Raúl la miró fumar, cambiando de vez en cuando una sonrisa. Nada de lo que le había dicho lo tomaba de sorpresa, pero ahora lo sentía objetivamente, propuesto desde un segundo observador. El triángulo se cerraba, la medición se establecía sobre bases seguras. «Pobre intelectual, necesitado de pruebas», pensó sin amargura. El whisky empezaba a perder el gusto amargo del comienzo.

– Y vos -dijo Raúl-. Quiero saber de vos, ahora. Terminemos de emputecemos fraternalmente, la ducha está ahí al lado. Habla, confesa, el padre Costa es todo oídos.

– Estamos encantados de la buena idea que han tenido el señor doctor y el señor enfermo -dijo el maître-. Sírvase un gorro, a menos que prefiera una careta.

La señora de Trejo se decidió por un gorro violeta, y el maître alabó su elección. La Beba encontró que lo menos cache era una diadema de cartón plateado, con una que otra lentejuela roja. El maître iba de mesa en mesa distribuyendo las fantasías, comentando el progresivo (y tan natural) descenso de la temperatura, y tomando nota de las variaciones en materia de cafés e infusiones. En la mesa número cinco, asistidos por Nora y Lucio que tenían cara de sueño, don Galo y el doctor Restelli daban los últimos toques al orden del programa. De acuerdo con el maître se había decidido celebrar la velada en el bar; aunque más pequeño que el comedor se prestaba para ese género de fiestas (seguían ejemplos de viajes anteriores, y hasta un álbum con frases y firmas de pasajeros de nombres nórdicos). A la hora del café, el señor Trejo abandonó su mesa y completó solemnemente el triunvirato de los organizadores. Puro en mano, don Galo repasó la lista de participantes y la sometió a sus compañeros.

– Ah, aquí veo que el amigo López nos va a deslumbrar con sus habilidades de ilusionista -dijo el señor Trejo-. Muy bien, muy bien.

– López es un joven de notables condiciones -dijo el doctor Restelli-. Tan excelente profesor como amable contertulio.

– Me alegro de que esta noche prefiera el esparcimiento social a las actitudes exageradas y que le hemos visto últimamente -dijo el señor Trejo, aflautando la voz de manera de que López no pudiera enterarse-. Realmente ~esos jóvenes se dejan llevar por un espíritu de violencia nada loable, señores, nada loable.

– El hombre está amoscado -dijo don Galo- y se comprende que le hierva la sangre.
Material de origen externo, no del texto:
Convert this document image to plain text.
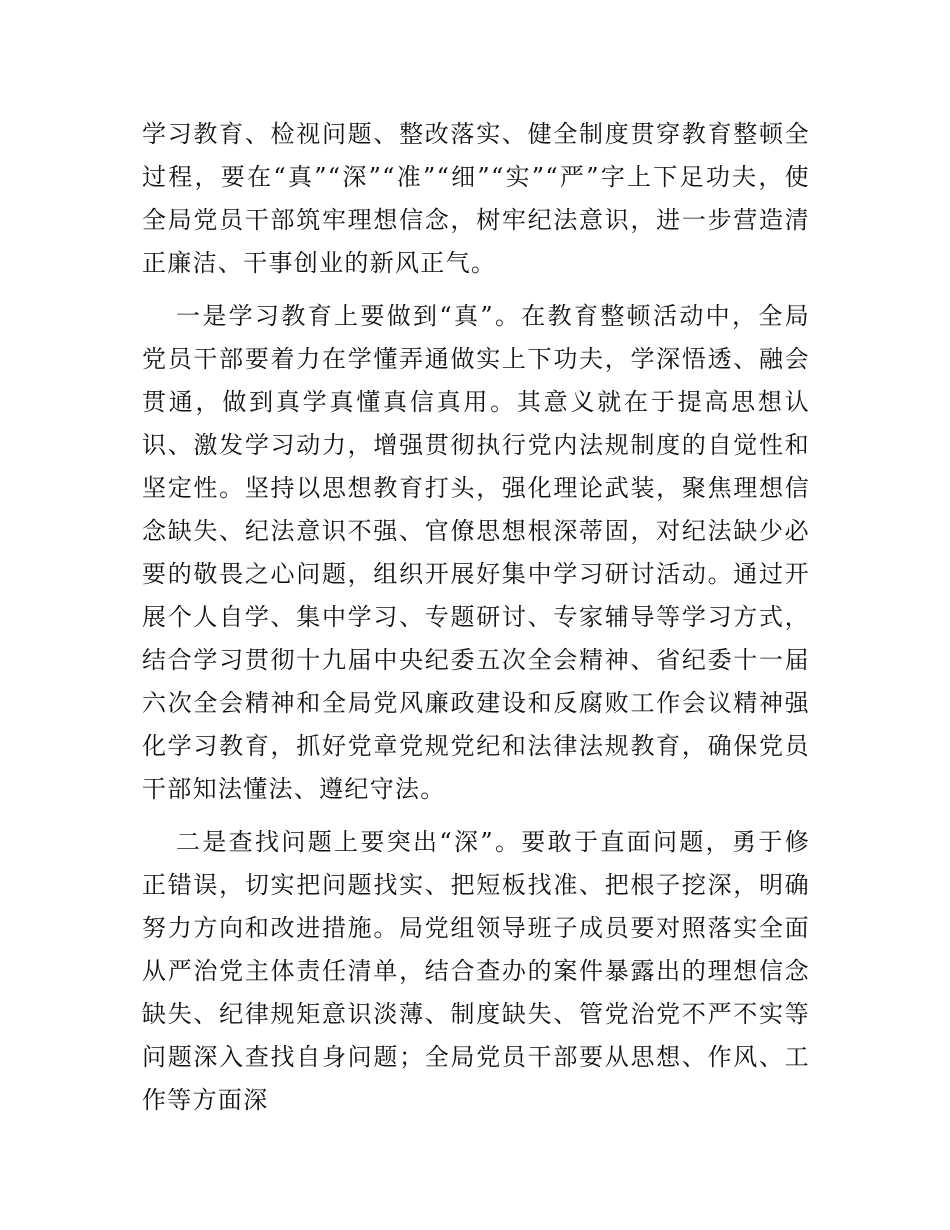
学习教育、检视问题、整改落实、健全制度贯穿教育整顿全过程，要在“真”“深”“准”“细”“实”“严”字上下足功夫，使全局党员干部筑牢理想信念，树牢纪法意识，进一步营造清正廉洁、干事创业的新风正气。

一是学习教育上要做到“真”。在教育整顿活动中，全局党员干部要着力在学懂弄通做实上下功夫，学深悟透、融会贯通，做到真学真懂真信真用。其意义就在于提高思想认识、激发学习动力，增强贯彻执行党内法规制度的自觉性和坚定性。坚持以思想教育打头，强化理论武装，聚焦理想信念缺失、纪法意识不强、官僚思想根深蒂固，对纪法缺少必要的敬畏之心问题，组织开展好集中学习研讨活动。通过开展个人自学、集中学习、专题研讨、专家辅导等学习方式，结合学习贯彻十九届中央纪委五次全会精神、省纪委十一届六次全会精神和全局党风廉政建设和反腐败工作会议精神强化学习教育，抓好党章党规党纪和法律法规教育，确保党员干部知法懂法、遵纪守法。

二是查找问题上要突出“深”。要敢于直面问题，勇于修正错误，切实把问题找实、把短板找准、把根子挖深，明确努力方向和改进措施。局党组领导班子成员要对照落实全面从严治党主体责任清单，结合查办的案件暴露出的理想信念缺失、纪律规矩意识淡薄、制度缺失、管党治党不严不实等问题深入查找自身问题；全局党员干部要从思想、作风、工作等方面深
Pero ya verán ustedes cómo se atemperan los ánimos después de nuestra fiestecita. Eso es lo que hace falta, que haya un poco de jolgorio. Inocente, claro.

– Así es -apoyó el doctor Restelli-. Todos estamos de acuerdo en que el amigo López se ha apresurado demasiado a proferir amenazas que a nada conducen.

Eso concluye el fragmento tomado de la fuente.